Corriere dello Sport (R. Maida) – Perché? “Lo volevo al top contro il Bologna”. Mentre la terra gli si sbriciolava davanti, lasciando appena un angusto passo carrabile per arrivare alla partita di domenica, Ivan Juric ha spiegato la rinuncia totale a Dybala nella trasferta di Bruxelles, venuta dopo lo spezzone di partita di Verona. Quando però le telecamere hanno inquadrato la panchina della Roma, con i tre argentini uno di fianco all’altro in attesa di essere chiamati, lo sguardo di Paulo era interrogativo. Sopra ai guanti, alla maglia termica e allo scaldacollo sembrava di scorgere un accenno di perplessità. C’era, in effetti. La delusione dell’emarginazione, forse non voluta ma in qualche modo decretata.
Dybala non è un calciatore come gli altri. Nel talento e, per contro, nella fragilità. Gioca se si sente a posto. Quando entra in scena con la testa al possibile infortunio, diventa involontariamente autolesionista: si blocca davvero. E’ successo per esempio a Boras, in Svezia, sul maledetto terreno sintetico. C’era bisogno di lui per recuperare il risultato contro l’Elfsborg, Juric gli ha chiesto di entrare e poi lo ha perso per la successiva partita di campionato a Monza. Questo è il rischio che giovedì, da allenatore che rifugge i pensieri da ultima spiaggia, ha preferito evitare. Dybala aveva chiesto il cambio contro il Torino, dopo aver inventato il capolavoro della vittoria, e rischiava un nuovo stop. Dovendo scegliere tra il campionato e l’Europa League, considerando anche la modestia del Saint-Gilloise, Juric ha preferito puntare sul giocatore migliore nella sua (probabile) ultima esibizione all’Olimpico.

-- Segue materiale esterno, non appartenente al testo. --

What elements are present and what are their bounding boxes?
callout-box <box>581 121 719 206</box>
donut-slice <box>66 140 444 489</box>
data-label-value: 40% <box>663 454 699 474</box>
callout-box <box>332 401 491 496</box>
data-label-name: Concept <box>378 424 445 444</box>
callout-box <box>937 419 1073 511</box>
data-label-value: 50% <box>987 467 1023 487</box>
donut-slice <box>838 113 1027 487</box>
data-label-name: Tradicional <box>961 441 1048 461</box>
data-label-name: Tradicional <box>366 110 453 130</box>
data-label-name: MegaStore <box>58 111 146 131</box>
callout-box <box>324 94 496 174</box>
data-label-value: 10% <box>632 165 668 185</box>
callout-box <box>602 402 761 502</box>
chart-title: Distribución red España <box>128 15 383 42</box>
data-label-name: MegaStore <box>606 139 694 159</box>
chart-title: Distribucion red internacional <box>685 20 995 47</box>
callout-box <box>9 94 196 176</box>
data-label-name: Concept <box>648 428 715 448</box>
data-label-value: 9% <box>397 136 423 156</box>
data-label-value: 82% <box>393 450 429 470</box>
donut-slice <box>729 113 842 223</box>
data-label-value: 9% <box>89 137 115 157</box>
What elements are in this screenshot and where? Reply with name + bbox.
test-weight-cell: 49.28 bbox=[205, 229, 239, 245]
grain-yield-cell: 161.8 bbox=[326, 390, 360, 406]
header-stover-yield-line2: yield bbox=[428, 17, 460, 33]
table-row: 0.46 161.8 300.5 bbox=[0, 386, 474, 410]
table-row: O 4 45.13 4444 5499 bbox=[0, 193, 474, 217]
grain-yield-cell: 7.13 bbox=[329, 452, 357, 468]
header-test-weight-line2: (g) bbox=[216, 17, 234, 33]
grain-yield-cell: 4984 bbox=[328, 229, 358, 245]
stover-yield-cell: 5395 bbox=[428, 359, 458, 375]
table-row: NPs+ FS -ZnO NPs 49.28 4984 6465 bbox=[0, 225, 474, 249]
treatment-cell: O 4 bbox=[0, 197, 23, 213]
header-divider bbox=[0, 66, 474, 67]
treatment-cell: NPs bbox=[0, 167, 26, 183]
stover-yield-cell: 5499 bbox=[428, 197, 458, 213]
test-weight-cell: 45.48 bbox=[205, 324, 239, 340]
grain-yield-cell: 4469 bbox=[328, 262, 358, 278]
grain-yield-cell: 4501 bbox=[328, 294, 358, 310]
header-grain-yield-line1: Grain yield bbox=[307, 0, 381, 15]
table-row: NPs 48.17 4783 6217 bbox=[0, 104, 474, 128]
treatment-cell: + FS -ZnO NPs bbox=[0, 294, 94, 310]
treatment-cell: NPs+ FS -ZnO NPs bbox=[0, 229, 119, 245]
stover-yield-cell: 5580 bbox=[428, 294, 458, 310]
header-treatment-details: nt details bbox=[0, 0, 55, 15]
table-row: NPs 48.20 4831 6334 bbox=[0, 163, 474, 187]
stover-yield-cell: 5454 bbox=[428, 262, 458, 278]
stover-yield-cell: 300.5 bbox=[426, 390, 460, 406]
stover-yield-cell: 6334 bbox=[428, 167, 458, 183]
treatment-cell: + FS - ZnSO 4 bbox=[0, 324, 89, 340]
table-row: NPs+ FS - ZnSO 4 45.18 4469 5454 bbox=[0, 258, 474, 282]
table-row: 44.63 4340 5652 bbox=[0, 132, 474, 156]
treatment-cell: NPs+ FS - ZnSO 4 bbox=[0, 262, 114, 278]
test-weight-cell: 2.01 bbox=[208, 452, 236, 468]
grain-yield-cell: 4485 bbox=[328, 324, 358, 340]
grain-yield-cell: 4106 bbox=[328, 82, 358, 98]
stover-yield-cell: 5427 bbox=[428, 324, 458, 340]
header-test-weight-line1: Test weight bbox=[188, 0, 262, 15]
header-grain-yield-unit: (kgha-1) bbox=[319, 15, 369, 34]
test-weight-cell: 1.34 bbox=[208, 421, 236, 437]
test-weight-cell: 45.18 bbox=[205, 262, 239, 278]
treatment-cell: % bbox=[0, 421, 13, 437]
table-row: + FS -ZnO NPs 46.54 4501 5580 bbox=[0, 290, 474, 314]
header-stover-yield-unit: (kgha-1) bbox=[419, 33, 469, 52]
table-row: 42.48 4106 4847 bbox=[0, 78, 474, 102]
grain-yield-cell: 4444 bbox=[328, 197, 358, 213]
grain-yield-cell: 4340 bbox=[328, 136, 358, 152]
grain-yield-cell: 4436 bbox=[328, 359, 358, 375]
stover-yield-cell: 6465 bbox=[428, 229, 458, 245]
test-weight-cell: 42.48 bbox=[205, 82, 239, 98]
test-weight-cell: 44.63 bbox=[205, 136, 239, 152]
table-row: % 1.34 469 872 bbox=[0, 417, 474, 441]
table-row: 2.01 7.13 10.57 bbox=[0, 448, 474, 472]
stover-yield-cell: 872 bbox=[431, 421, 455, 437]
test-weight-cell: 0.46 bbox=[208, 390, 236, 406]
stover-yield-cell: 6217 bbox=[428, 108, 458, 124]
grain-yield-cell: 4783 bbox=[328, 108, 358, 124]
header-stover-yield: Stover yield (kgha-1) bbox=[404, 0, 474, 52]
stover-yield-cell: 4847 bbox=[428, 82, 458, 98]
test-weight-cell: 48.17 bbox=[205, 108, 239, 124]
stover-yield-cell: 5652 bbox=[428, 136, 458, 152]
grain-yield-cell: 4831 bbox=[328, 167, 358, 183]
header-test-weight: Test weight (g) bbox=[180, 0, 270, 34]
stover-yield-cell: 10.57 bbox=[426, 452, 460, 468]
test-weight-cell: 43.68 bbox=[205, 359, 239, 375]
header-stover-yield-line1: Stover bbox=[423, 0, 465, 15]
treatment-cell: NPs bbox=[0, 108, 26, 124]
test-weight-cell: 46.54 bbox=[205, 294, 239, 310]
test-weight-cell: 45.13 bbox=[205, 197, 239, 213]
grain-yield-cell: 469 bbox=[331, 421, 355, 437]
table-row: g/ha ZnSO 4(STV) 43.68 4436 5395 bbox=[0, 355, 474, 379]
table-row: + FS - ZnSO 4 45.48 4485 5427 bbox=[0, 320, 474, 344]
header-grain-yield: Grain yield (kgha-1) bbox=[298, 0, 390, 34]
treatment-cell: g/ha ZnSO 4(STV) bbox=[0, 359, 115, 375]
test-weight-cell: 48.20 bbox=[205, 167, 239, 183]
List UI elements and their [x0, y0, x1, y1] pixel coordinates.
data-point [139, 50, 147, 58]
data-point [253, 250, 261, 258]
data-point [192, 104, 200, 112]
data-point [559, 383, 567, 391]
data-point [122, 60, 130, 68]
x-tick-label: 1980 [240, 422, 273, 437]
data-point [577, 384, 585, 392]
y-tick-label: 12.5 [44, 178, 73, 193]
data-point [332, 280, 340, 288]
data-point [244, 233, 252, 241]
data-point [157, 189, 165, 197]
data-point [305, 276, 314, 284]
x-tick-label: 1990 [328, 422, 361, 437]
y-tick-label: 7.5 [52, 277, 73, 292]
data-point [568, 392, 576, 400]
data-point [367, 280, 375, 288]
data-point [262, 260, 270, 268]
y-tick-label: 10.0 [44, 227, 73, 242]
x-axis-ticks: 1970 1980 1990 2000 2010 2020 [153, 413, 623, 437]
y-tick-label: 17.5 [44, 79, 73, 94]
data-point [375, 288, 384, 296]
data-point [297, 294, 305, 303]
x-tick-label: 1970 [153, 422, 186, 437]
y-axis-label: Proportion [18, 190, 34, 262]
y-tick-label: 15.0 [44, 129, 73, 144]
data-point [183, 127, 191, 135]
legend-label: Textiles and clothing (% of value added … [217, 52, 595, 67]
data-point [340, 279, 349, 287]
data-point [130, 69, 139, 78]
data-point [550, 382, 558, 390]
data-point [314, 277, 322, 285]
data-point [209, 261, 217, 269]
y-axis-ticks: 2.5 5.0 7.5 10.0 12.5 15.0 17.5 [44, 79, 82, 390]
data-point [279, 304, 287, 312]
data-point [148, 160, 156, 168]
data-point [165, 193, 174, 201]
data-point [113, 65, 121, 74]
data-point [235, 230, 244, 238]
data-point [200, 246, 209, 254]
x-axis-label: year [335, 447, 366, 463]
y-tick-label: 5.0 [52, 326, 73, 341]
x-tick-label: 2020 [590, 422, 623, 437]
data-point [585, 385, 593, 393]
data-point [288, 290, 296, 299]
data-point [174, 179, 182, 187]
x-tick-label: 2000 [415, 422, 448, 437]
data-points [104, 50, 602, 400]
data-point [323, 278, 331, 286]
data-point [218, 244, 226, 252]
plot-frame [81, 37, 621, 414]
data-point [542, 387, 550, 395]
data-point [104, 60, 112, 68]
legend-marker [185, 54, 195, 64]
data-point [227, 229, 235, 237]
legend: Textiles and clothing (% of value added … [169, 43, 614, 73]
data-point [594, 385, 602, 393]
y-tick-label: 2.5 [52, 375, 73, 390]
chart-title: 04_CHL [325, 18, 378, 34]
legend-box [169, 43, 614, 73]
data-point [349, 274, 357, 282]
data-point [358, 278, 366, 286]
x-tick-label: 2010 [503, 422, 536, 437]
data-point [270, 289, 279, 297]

Vista con il senno di poi, la gestione è stata comunque poco efficiente. Se Dybala non serviva a Bruxelles, perché portarlo a fargli prendere freddo in panchina? Sarebbe stato più produttivo un allenamento vero a Trigoria, senza stress. La sensazione è che Juric abbia pensato di farlo entrare, tanto che a inizio ripresa l’ha fatto scaldare per qualche minuto, ma che abbia cambiato idea perché la Roma era riuscita a segnare. A quel punto, nemmeno il tifoso più pessimista tra i 1.200 dell’Heysel avrebbe temuto che i belgi sarebbero riusciti a pareggiare. E invece è successo, con Paulo che ormai avrebbe avuto poco tempo (15 minuti) per ripristinare la situazione di vantaggio e avrebbe nella foga potuto farsi male. Da qui la decisione di dare spazio a Soulé, rinfrancato dal gol di Verona.

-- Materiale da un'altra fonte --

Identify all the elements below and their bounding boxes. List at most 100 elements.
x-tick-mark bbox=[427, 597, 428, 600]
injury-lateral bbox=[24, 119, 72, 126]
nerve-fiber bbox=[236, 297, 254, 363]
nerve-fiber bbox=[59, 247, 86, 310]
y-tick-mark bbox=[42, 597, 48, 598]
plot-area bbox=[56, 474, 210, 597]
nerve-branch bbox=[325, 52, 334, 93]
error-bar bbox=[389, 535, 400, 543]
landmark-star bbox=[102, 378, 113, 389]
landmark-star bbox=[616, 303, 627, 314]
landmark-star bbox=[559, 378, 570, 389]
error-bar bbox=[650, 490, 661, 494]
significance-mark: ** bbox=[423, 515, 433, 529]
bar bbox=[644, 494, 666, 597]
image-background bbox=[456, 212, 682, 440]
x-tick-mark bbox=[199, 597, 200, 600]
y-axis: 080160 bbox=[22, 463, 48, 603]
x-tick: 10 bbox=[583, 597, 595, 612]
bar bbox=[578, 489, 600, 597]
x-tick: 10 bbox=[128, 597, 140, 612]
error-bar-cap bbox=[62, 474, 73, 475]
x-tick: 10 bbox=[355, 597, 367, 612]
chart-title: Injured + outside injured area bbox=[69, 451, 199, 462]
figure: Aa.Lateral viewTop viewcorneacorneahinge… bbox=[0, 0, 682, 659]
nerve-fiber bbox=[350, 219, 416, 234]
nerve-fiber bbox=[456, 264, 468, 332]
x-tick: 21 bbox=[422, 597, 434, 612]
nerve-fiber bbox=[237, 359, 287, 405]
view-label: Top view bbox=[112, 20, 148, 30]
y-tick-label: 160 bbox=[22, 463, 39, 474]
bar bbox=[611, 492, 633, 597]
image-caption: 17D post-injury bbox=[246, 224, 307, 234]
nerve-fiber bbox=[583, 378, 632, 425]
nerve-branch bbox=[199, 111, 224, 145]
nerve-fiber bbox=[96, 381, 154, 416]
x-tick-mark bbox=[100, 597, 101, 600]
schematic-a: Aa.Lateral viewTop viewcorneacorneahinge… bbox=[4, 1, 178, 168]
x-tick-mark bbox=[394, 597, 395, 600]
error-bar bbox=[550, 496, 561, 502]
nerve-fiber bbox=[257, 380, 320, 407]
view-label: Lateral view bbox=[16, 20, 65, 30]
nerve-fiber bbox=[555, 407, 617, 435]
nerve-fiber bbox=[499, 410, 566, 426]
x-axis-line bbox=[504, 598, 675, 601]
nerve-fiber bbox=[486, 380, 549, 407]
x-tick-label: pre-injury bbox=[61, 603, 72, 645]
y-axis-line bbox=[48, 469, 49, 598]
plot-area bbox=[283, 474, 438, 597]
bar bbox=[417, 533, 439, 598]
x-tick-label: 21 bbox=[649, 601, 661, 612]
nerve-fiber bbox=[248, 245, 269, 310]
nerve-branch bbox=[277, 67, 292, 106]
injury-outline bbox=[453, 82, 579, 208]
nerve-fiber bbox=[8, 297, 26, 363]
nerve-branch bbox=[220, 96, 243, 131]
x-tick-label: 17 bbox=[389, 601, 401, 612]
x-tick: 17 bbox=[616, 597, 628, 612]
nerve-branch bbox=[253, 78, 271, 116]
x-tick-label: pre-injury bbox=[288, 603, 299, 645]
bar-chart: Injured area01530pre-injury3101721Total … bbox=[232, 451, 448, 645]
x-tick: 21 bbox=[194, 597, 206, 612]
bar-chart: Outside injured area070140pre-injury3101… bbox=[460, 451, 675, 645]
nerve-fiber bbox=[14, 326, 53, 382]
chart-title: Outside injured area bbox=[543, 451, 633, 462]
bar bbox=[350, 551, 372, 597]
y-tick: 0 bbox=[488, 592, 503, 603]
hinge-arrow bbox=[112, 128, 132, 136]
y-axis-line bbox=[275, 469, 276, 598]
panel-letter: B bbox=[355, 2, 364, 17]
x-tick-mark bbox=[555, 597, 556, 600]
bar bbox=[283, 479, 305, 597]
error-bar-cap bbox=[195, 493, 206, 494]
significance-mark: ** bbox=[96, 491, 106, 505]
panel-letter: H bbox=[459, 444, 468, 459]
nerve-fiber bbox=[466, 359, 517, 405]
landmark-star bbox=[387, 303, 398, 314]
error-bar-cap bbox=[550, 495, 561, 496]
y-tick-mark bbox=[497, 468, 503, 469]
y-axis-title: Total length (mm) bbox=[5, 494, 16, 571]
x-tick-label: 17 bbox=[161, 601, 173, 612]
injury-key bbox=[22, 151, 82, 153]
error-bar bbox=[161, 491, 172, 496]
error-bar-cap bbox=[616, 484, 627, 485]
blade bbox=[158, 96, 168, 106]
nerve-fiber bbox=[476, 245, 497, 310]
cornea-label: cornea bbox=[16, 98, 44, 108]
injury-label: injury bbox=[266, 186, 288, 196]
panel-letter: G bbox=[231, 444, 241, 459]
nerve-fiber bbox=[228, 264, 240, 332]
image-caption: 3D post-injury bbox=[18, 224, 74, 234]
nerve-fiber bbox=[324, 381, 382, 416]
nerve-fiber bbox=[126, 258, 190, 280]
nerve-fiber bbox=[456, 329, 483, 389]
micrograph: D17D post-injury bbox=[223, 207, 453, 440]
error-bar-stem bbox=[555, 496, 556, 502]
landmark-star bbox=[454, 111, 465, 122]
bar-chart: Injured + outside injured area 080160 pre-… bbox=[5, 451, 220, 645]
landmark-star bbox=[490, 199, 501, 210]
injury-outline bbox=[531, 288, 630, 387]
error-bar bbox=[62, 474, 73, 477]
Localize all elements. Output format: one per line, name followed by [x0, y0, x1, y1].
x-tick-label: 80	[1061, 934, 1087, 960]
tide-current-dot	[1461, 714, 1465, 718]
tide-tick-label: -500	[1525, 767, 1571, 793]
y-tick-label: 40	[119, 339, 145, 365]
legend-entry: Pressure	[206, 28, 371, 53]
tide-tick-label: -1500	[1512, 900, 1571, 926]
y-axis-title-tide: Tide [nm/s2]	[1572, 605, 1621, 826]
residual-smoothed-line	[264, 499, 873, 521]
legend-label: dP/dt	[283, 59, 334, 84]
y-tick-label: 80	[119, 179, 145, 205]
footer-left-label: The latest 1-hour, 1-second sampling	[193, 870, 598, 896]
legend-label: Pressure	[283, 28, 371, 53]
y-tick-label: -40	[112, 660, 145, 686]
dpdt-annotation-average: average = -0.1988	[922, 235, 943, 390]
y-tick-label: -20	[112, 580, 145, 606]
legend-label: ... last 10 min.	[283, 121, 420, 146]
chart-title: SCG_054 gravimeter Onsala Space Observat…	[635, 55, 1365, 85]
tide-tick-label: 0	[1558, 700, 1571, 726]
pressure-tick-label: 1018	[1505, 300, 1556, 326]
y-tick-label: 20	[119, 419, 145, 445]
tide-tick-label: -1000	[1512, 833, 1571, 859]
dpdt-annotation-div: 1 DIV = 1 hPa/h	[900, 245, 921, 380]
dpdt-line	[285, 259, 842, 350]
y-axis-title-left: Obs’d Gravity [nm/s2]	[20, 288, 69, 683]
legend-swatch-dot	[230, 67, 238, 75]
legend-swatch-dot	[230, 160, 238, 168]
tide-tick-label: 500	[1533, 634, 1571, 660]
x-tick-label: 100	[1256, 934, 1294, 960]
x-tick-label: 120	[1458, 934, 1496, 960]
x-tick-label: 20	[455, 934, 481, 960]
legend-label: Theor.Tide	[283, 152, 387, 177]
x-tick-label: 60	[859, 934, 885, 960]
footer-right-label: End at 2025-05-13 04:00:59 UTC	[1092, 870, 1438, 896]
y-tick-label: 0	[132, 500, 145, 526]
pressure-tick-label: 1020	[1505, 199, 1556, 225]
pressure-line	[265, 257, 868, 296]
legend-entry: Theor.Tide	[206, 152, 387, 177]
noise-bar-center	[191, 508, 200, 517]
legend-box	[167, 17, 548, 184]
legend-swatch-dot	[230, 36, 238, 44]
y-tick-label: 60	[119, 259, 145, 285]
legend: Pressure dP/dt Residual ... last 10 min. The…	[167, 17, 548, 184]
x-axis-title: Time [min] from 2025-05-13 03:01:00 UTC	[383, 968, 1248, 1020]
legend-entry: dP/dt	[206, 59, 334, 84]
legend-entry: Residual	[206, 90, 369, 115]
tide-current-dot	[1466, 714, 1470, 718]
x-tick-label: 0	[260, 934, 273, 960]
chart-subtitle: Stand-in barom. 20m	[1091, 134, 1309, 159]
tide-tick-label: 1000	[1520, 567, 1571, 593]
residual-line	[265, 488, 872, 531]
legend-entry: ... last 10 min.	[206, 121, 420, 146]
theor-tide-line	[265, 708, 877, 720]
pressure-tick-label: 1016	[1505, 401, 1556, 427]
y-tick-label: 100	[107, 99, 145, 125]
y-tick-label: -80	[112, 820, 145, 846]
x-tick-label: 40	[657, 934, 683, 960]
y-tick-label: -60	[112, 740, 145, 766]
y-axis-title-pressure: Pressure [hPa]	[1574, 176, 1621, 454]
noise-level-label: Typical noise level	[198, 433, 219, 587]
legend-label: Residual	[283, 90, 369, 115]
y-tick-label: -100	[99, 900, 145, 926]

Però Dybala bene non l’ha presa, ecco. Già seccato per essere stato scartato da Scaloni, ct dell’Argentina, si era messo a disposizione della Roma con l’ambizione di sostenerne la risalita. Paulo è consapevole di essere il faro della squadra, “il leader tecnico” di cui lo stesso Juric ha parlato in termini entusiastici dopo la vittoria contro il Torino. Era convinto di poter giocare almeno un’ora in Belgio per poi mantenersi tonico in vista del campionato. Non è stato accontentato anche se è chiaro che nel suo caso non si sia trattato della famosa “scelta tecnica”. Di buono c’è che adesso, volente o nolente, sarà in condizioni ideali per affrontare il Bologna. Gli ha già segnato 7 gol in carriera ma mai con la Roma. Lo scorso anno anzi saltò la partita d’andata insieme a Lukaku, lasciando Mourinho senza i due tenori nel momento del bisogno, mentre al ritorno non riuscì a contenere la superiorità del gruppo da Champions formato da Thiago Motta. Domani tornerà al centro della Roma con l’obiettivo di rilanciare e di rilanciarsi.